Concretamente : Basterebbe VOLERE fare qualcosa per POTERE fare qualcosa ? Chiaramente, è quando puoi che, eventualmente, vuoi fare qualcosa. Non di certo il contrario. Inoltre, se bastasse di volere fare qualcosa per fare qualcosa, pochi sarebbero infelici….
La ragione è un meccanismo di inferenza intuitiva in cui la logica gioca, nella migliore delle ipotesi, un ruolo marginale. Sono le ragioni a guidare i nostri pensieri e le nostre azioni, e quindi a spiegarli. Queste ragioni sono aperte alla valutazione: possono essere buone o cattive. Le buone ragioni giustificano i pensieri o le azioni che spiegano. Questa descrizione del ruolo delle ragioni nella spiegazione e nella giustificazione può sembrare ovvia. In realtà, si tratta di una comoda finzione: la maggior parte delle ragioni sono razionalizzazioni ex post. Questo uso fittizio delle ragioni svolge tuttavia un ruolo vitale nelle interazioni umane, dalle più banali alle più drammatiche.
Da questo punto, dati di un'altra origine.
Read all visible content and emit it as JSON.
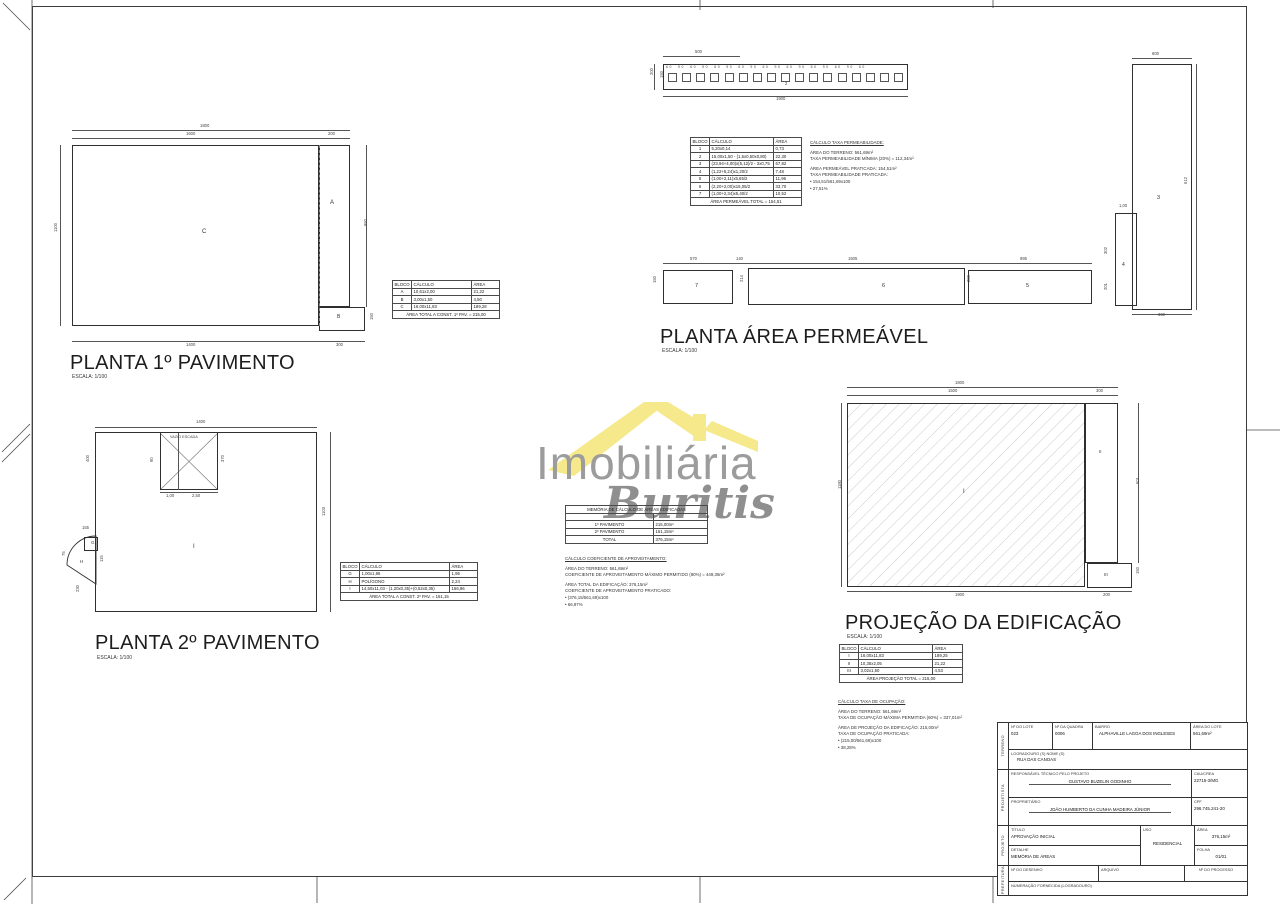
{
  "watermark": {
    "line1": "Imobiliária",
    "line2": "Buritis",
    "roof_color": "#f5e98b",
    "text_color": "#9c9c9c"
  },
  "plan1": {
    "title": "PLANTA 1º PAVIMENTO",
    "scale": "ESCALA: 1/100",
    "table": {
      "cols": [
        16,
        60,
        28
      ],
      "rows": [
        [
          "BLOCO",
          "CÁLCULO",
          "ÁREA"
        ],
        [
          "A",
          "10,61x2,00",
          "21,22"
        ],
        [
          "B",
          "3,00x1,50",
          "4,50"
        ],
        [
          "C",
          "16,00x11,83",
          "189,28"
        ],
        [
          "ÁREA TOTAL A CONST. 1º PAV. = 215,00"
        ]
      ]
    },
    "geo": [
      [
        72,
        130,
        278,
        0
      ],
      [
        72,
        138,
        278,
        0
      ],
      [
        60,
        145,
        0,
        181
      ],
      [
        366,
        145,
        0,
        162
      ],
      [
        72,
        341,
        293,
        0
      ],
      {
        "t": "1800",
        "x": 200,
        "y": 124
      },
      {
        "t": "1600",
        "x": 186,
        "y": 132
      },
      {
        "t": "200",
        "x": 328,
        "y": 132
      },
      {
        "t": "1100",
        "x": 54,
        "y": 232,
        "r": -90
      },
      {
        "t": "950",
        "x": 364,
        "y": 226,
        "r": -90
      },
      {
        "t": "1400",
        "x": 186,
        "y": 343
      },
      {
        "t": "300",
        "x": 336,
        "y": 343
      },
      {
        "t": "150",
        "x": 370,
        "y": 320,
        "r": -90
      },
      {
        "t": "A",
        "x": 330,
        "y": 200,
        "s": 6
      },
      {
        "t": "B",
        "x": 337,
        "y": 315,
        "s": 5
      },
      {
        "t": "C",
        "x": 202,
        "y": 229,
        "s": 6
      }
    ]
  },
  "perm": {
    "title": "PLANTA ÁREA PERMEÁVEL",
    "scale": "ESCALA: 1/100",
    "strip": {
      "squares": 17,
      "ticks": "60  90  60  90  60  90  60  90  60  90  60  90  60  90  60  90  60"
    },
    "strip_geo": [
      [
        663,
        56,
        77,
        0
      ],
      [
        663,
        96,
        245,
        0
      ],
      [
        654,
        64,
        0,
        26
      ],
      {
        "t": "500",
        "x": 695,
        "y": 50
      },
      {
        "t": "1900",
        "x": 776,
        "y": 97
      },
      {
        "t": "200",
        "x": 650,
        "y": 75,
        "r": -90
      },
      {
        "t": "150",
        "x": 660,
        "y": 78,
        "r": -90
      },
      {
        "t": "2",
        "x": 785,
        "y": 82
      }
    ],
    "table": {
      "cols": [
        16,
        64,
        28
      ],
      "rows": [
        [
          "BLOCO",
          "CÁLCULO",
          "ÁREA"
        ],
        [
          "1",
          "5,20x0,14",
          "0,73"
        ],
        [
          "2",
          "15,00x1,50 - (1,5x0,50x0,80)",
          "22,30"
        ],
        [
          "3",
          "(23,94+4,00)x(5,12)/2 - 3x0,75",
          "67,82"
        ],
        [
          "4",
          "(1,22+5,24)x1,20/2",
          "7,48"
        ],
        [
          "5",
          "(1,00+2,11)x5,65/2",
          "11,96"
        ],
        [
          "6",
          "(2,20+2,00)x15,05/2",
          "33,70"
        ],
        [
          "7",
          "(1,00+2,34)x5,40/2",
          "10,52"
        ],
        [
          "ÁREA PERMEÁVEL TOTAL = 154,51"
        ]
      ]
    },
    "calc": {
      "lines": [
        "CÁLCULO TAXA PERMEABILIDADE:",
        "",
        "ÁREA DO TERRENO: 561,69m²",
        "TAXA PERMEABILIDADE MÍNIMA (20%) = 112,34m²",
        "",
        "ÁREA PERMEÁVEL PRATICADA: 154,51m²",
        "TAXA PERMEABILIDADE PRATICADA:",
        "•    154,51/561,69x100",
        "•    27,51%"
      ]
    },
    "geo": [
      [
        663,
        263,
        429,
        0
      ],
      [
        1132,
        58,
        60,
        0
      ],
      [
        1196,
        64,
        0,
        246
      ],
      [
        1132,
        314,
        60,
        0
      ],
      {
        "t": "570",
        "x": 690,
        "y": 257
      },
      {
        "t": "140",
        "x": 736,
        "y": 257
      },
      {
        "t": "1505",
        "x": 848,
        "y": 257
      },
      {
        "t": "995",
        "x": 1020,
        "y": 257
      },
      {
        "t": "150",
        "x": 653,
        "y": 283,
        "r": -90
      },
      {
        "t": "214",
        "x": 740,
        "y": 282,
        "r": -90
      },
      {
        "t": "200",
        "x": 967,
        "y": 282,
        "r": -90
      },
      {
        "t": "600",
        "x": 1152,
        "y": 52
      },
      {
        "t": "612",
        "x": 1184,
        "y": 184,
        "r": -90
      },
      {
        "t": "1,00",
        "x": 1119,
        "y": 204
      },
      {
        "t": "302",
        "x": 1104,
        "y": 254,
        "r": -90
      },
      {
        "t": "201",
        "x": 1104,
        "y": 290,
        "r": -90
      },
      {
        "t": "360",
        "x": 1158,
        "y": 313
      },
      {
        "t": "7",
        "x": 695,
        "y": 284,
        "s": 5.5
      },
      {
        "t": "6",
        "x": 882,
        "y": 284,
        "s": 5.5
      },
      {
        "t": "5",
        "x": 1026,
        "y": 284,
        "s": 5.5
      },
      {
        "t": "3",
        "x": 1157,
        "y": 196,
        "s": 5.5
      },
      {
        "t": "4",
        "x": 1122,
        "y": 263,
        "s": 5
      }
    ]
  },
  "mem": {
    "table": {
      "cols": [
        88,
        54
      ],
      "rows": [
        [
          "MEMÓRIA DE CÁLCULO DE ÁREAS EDIFICADAS"
        ],
        [
          "",
          ""
        ],
        [
          "1º PAVIMENTO",
          "215,00m²"
        ],
        [
          "2º PAVIMENTO",
          "161,15m²"
        ],
        [
          "TOTAL",
          "376,15m²"
        ]
      ]
    }
  },
  "coef": {
    "lines": [
      "CÁLCULO COEFICIENTE DE APROVEITAMENTO:",
      "",
      "ÁREA DO TERRENO: 561,69m²",
      "COEFICIENTE DE APROVEITAMENTO MÁXIMO PERMITIDO (80%) = 449,35m²",
      "",
      "ÁREA TOTAL DA EDIFICAÇÃO: 376,15m²",
      "COEFICIENTE DE APROVEITAMENTO PRATICADO:",
      "•    (376,15/561,69)x100",
      "•    66,97%"
    ]
  },
  "plan2": {
    "title": "PLANTA 2º PAVIMENTO",
    "scale": "ESCALA: 1/100",
    "void_label": "VAZIO ESCADA",
    "table": {
      "cols": [
        16,
        90,
        28
      ],
      "rows": [
        [
          "BLOCO",
          "CÁLCULO",
          "ÁREA"
        ],
        [
          "G",
          "1,00x1,95",
          "1,95"
        ],
        [
          "H",
          "POLÍGONO",
          "2,24"
        ],
        [
          "I",
          "14,50x11,03 - (1,20x0,35)+(0,52x0,35)",
          "156,96"
        ],
        [
          "ÁREA TOTAL A CONST. 2º PAV. = 161,15"
        ]
      ]
    },
    "geo": [
      [
        95,
        427,
        222,
        0
      ],
      [
        330,
        432,
        0,
        180
      ],
      [
        160,
        492,
        58,
        0
      ],
      [
        178,
        433,
        0,
        57
      ],
      {
        "t": "1400",
        "x": 196,
        "y": 420
      },
      {
        "t": "400",
        "x": 86,
        "y": 462,
        "r": -90
      },
      {
        "t": "90",
        "x": 150,
        "y": 462,
        "r": -90
      },
      {
        "t": "370",
        "x": 221,
        "y": 462,
        "r": -90
      },
      {
        "t": "1,00",
        "x": 166,
        "y": 494
      },
      {
        "t": "2,50",
        "x": 192,
        "y": 494
      },
      {
        "t": "1103",
        "x": 322,
        "y": 516,
        "r": -90
      },
      {
        "t": "155",
        "x": 82,
        "y": 526
      },
      {
        "t": "75",
        "x": 62,
        "y": 556,
        "r": -90
      },
      {
        "t": "115",
        "x": 100,
        "y": 562,
        "r": -90
      },
      {
        "t": "230",
        "x": 76,
        "y": 592,
        "r": -90
      },
      {
        "t": "I",
        "x": 193,
        "y": 544,
        "s": 6
      },
      {
        "t": "G",
        "x": 91,
        "y": 541,
        "s": 4.5
      },
      {
        "t": "H",
        "x": 80,
        "y": 560,
        "s": 4.5
      }
    ]
  },
  "proj": {
    "title": "PROJEÇÃO DA EDIFICAÇÃO",
    "scale": "ESCALA: 1/100",
    "table": {
      "cols": [
        18,
        74,
        30
      ],
      "rows": [
        [
          "BLOCO",
          "CÁLCULO",
          "ÁREA"
        ],
        [
          "I",
          "16,00x11,83",
          "189,25"
        ],
        [
          "II",
          "10,35x2,05",
          "21,22"
        ],
        [
          "III",
          "3,02x1,50",
          "4,53"
        ],
        [
          "ÁREA PROJEÇÃO TOTAL = 215,00"
        ]
      ]
    },
    "occup": {
      "lines": [
        "CÁLCULO TAXA DE OCUPAÇÃO:",
        "",
        "ÁREA DO TERRENO: 561,69m²",
        "TAXA DE OCUPAÇÃO MÁXIMA PERMITIDA (60%) = 337,01m²",
        "",
        "ÁREA DE PROJEÇÃO DA EDIFICAÇÃO: 215,00m²",
        "TAXA DE OCUPAÇÃO PRATICADA:",
        "•    (215,00/561,69)x100",
        "•    38,28%"
      ]
    },
    "geo": [
      [
        847,
        387,
        271,
        0
      ],
      [
        847,
        395,
        271,
        0
      ],
      [
        841,
        403,
        0,
        184
      ],
      [
        1138,
        403,
        0,
        160
      ],
      [
        847,
        591,
        285,
        0
      ],
      {
        "t": "1800",
        "x": 955,
        "y": 381
      },
      {
        "t": "1500",
        "x": 948,
        "y": 389
      },
      {
        "t": "300",
        "x": 1096,
        "y": 389
      },
      {
        "t": "1180",
        "x": 838,
        "y": 489,
        "r": -90
      },
      {
        "t": "601",
        "x": 1136,
        "y": 484,
        "r": -90
      },
      {
        "t": "150",
        "x": 1136,
        "y": 574,
        "r": -90
      },
      {
        "t": "1900",
        "x": 955,
        "y": 593
      },
      {
        "t": "200",
        "x": 1103,
        "y": 593
      },
      {
        "t": "I",
        "x": 963,
        "y": 489,
        "s": 6
      },
      {
        "t": "II",
        "x": 1099,
        "y": 450,
        "s": 4.5
      },
      {
        "t": "III",
        "x": 1104,
        "y": 573,
        "s": 4.5
      }
    ]
  },
  "titleblock": {
    "terreno": {
      "v": "TERRENO",
      "lote_label": "Nº DO LOTE",
      "lote": "023",
      "quadra_label": "Nº DA QUADRA",
      "quadra": "0006",
      "bairro_label": "BAIRRO",
      "bairro": "ALPHAVILLE LAGOA DOS INGLESES",
      "area_label": "ÁREA DO LOTE",
      "area": "561,69m²",
      "logradouro_label": "LOGRADOURO (S) NOME (S)",
      "logradouro": "RUA DAS CANOAS"
    },
    "projetista": {
      "v": "PROJETISTA",
      "resp_label": "RESPONSÁVEL TÉCNICO PELO PROJETO",
      "resp": "GUSTAVO BUZELIN GODINHO",
      "cau_label": "CAU/CREA",
      "cau": "22715-3/MG",
      "prop_label": "PROPRIETÁRIO",
      "prop": "JOÃO HUMBERTO DA CUNHA MADEIRA JÚNIOR",
      "cpf_label": "CPF",
      "cpf": "296.745.241-20"
    },
    "projeto": {
      "v": "PROJETO",
      "titulo_label": "TÍTULO",
      "titulo": "APROVAÇÃO INICIAL",
      "detalhe_label": "DETALHE",
      "detalhe": "MEMÓRIA DE ÁREAS",
      "uso_label": "USO",
      "uso": "RESIDENCIAL",
      "area_label": "ÁREA",
      "area": "376,15m²",
      "folha_label": "FOLHA",
      "folha": "01/01"
    },
    "prefeitura": {
      "v": "PREFEITURA",
      "desenho_label": "Nº DO DESENHO",
      "arquivo_label": "ARQUIVO",
      "processo_label": "Nº DO PROCESSO",
      "numeracao_label": "NUMERAÇÃO FORNECIDA (LOGRADOURO)"
    }
  }
}
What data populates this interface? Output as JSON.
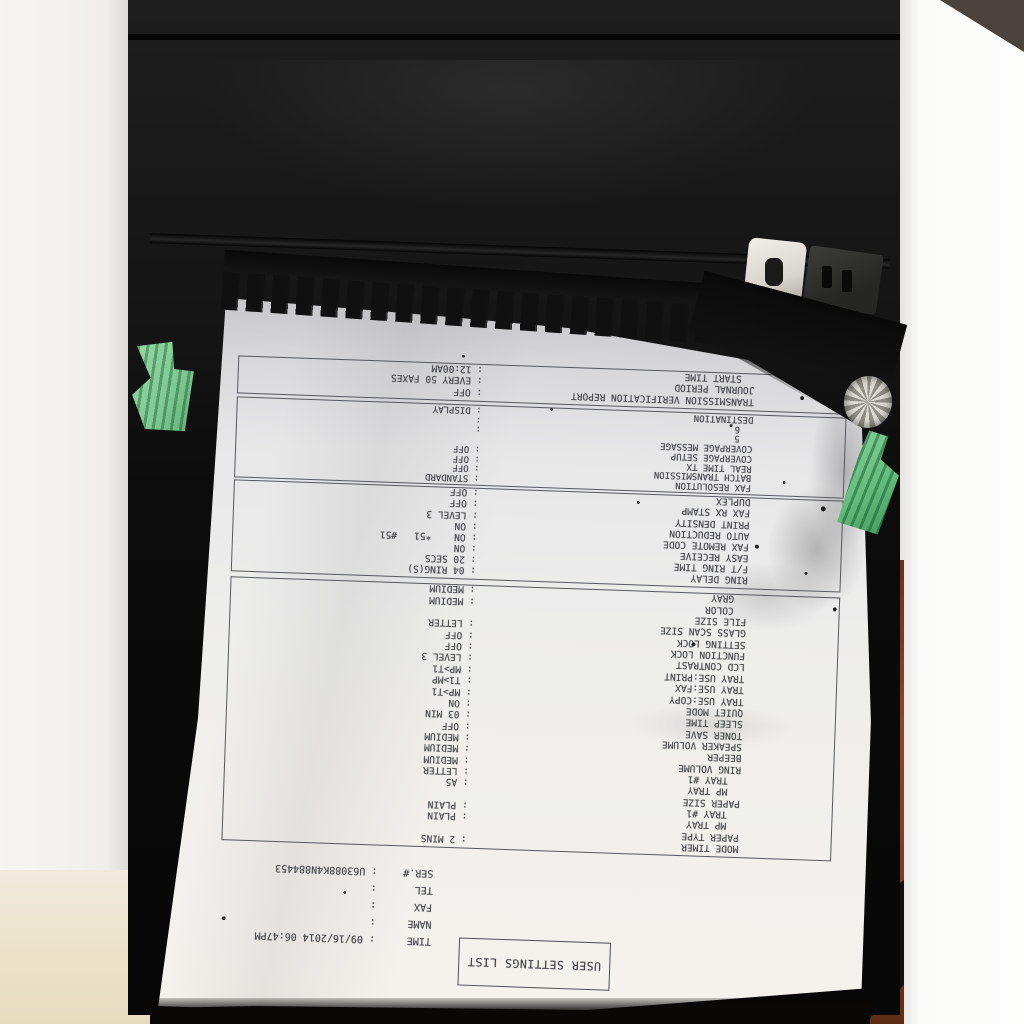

La conoscenza immaginata, più o meno illusoria, è probabilmente molto più condivisa della ragione nella specie umana…..Inoltre, l’impressione che una persona normale ha nel poter dirigere o eliminare i suoi pensieri, è pura illusione ! A questo livello l’osannato Libero Arbitrio fa cilecca…
NB : Un’illusione non è né un errore né una verità. È effettivamente impermeabile alla confutazione intellettuale. Come l’allucinazione, che è “vera” per il soggetto – una sensazione molto reale e vissuta – ma falsa rispetto all’oggetto, poiché il correlato percepito non esiste materialmente.